The book was challenged by a parent who has stated they did not read the book. The parent saw a Fox News article and filed a request to have the book removed. That request was taken up by the Library Materials Reconsideration Committee, the group charged by the BOE with evaluating challenged library books by considering the criteria outlined in the library’s evaluation and selection procedure.
The Committee – made up of 2 parents, 1 community member, 1 teacher, 1 administrator, 1 librarian, 2 students (grades 8–12), and 1 curriculum supervisor/specialist - voted to keep the book in high school and middle school libraries. They found that although the book does contain mature content, it is not gratuitous or pervasive and the book does serve an educational purpose. The parent appealed to the Superintendent, who upheld the Committee’s decision, then to the BOE.
The Harford County BOE voted 5–3 with 1 abstention to reverse the decision, calling the book unsuitable for middle or high school libraries. The decision states that “HCPS failed to critically evaluate the book on its age appropriateness, its extensive profanity, sexual situations and demeaning observations of females,” despite the fact that their own Committee addressed those issues in its evaluation.

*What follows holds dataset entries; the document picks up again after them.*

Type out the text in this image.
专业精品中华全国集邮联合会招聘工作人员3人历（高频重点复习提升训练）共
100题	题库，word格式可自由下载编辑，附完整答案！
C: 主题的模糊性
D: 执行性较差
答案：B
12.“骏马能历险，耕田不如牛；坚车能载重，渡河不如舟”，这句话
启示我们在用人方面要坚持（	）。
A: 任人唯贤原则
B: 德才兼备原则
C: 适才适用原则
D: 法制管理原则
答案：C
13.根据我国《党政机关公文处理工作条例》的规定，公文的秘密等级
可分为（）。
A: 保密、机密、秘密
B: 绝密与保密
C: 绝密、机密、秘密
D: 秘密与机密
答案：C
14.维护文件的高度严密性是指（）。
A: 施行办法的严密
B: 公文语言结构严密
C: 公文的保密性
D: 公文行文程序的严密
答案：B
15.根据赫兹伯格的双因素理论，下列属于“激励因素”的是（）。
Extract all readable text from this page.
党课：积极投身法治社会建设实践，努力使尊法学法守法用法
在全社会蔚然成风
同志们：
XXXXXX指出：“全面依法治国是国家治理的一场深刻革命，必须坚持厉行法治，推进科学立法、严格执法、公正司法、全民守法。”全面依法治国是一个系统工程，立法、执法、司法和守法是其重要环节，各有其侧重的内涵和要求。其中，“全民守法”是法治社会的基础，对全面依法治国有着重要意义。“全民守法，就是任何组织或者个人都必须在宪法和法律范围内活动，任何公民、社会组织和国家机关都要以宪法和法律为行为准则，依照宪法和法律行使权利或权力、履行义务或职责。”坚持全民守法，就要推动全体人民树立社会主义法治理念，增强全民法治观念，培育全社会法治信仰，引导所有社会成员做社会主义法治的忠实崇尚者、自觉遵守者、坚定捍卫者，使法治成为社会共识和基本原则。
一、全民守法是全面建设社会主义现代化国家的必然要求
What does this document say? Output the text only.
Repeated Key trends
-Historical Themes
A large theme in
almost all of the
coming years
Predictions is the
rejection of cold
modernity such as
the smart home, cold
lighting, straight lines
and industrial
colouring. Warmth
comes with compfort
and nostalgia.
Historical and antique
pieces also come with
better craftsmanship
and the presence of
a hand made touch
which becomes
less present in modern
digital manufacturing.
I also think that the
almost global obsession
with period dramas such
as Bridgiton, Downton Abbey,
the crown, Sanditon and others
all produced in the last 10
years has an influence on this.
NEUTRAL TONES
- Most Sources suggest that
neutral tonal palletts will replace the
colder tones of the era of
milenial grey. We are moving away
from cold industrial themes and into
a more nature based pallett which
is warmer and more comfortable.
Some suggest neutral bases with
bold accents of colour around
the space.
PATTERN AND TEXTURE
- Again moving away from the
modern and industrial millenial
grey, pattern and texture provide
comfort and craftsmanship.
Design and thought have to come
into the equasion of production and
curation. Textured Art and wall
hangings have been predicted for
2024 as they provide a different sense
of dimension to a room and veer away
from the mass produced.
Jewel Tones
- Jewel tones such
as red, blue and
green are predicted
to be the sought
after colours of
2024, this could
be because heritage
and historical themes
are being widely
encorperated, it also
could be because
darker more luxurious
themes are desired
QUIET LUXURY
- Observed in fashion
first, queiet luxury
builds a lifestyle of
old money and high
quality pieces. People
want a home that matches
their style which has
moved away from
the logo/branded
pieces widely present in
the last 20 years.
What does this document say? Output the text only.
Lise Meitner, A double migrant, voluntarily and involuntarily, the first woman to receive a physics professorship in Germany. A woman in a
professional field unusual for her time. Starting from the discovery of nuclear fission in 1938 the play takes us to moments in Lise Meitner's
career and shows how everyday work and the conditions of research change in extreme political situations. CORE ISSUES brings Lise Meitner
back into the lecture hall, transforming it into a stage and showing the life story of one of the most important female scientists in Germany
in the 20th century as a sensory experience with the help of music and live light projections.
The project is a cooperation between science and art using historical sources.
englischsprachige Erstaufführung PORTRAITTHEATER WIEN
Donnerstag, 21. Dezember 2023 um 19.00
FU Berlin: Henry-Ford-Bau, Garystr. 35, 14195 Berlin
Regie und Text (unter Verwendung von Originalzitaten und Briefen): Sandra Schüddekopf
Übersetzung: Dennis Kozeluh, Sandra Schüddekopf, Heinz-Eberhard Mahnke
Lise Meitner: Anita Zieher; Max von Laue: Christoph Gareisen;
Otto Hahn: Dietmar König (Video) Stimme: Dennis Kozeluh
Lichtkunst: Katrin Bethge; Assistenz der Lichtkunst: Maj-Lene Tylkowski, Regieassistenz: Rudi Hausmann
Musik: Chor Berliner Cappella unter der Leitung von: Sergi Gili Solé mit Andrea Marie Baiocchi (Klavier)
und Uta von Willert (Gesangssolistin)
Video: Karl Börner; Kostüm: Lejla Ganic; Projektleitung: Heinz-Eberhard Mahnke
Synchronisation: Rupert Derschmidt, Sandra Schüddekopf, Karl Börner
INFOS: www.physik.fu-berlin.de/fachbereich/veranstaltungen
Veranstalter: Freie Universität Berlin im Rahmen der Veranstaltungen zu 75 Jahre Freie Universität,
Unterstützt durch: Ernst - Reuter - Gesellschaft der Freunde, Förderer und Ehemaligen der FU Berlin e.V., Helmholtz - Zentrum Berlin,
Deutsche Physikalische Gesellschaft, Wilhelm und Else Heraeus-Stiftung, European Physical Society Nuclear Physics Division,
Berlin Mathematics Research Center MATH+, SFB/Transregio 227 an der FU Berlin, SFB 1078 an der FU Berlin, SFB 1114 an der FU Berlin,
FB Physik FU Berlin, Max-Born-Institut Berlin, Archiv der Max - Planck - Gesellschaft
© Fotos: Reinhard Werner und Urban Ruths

The Reconsideration Committee conducted their review based on procedures developed to comply with the 2024 Maryland Freedom to Read Act, which prohibits the removal or exclusion of school library materials solely on the basis of an author’s background or partisan, ideological, or religious disapproval. At the core of the FRA is the idea that a small subset of people should not be able to dictate what books are made available in the school library to an entire community. Yet this is what just happened, and it happened over the thoughtful review of fellow citizens charged with evaluating challenged material.
But the BOE didn’t just ignore the will of the citizens of our County; they have put our students’ education in danger with this decision if it is found to violate the FRA. Violations of the FRA can lead to a loss of State funding, something Harford County cannot afford.
The NAACP believes that people of color and LGBTQ+ individuals deserve to see themselves reflected in books. The NAACP stands against book banning and supports books that reflect one's personal life stories, and histories of others in and beyond their communities. We add our voice to those already raised in calling for the reinstatement of Flamer by Mike Curato in our school libraries.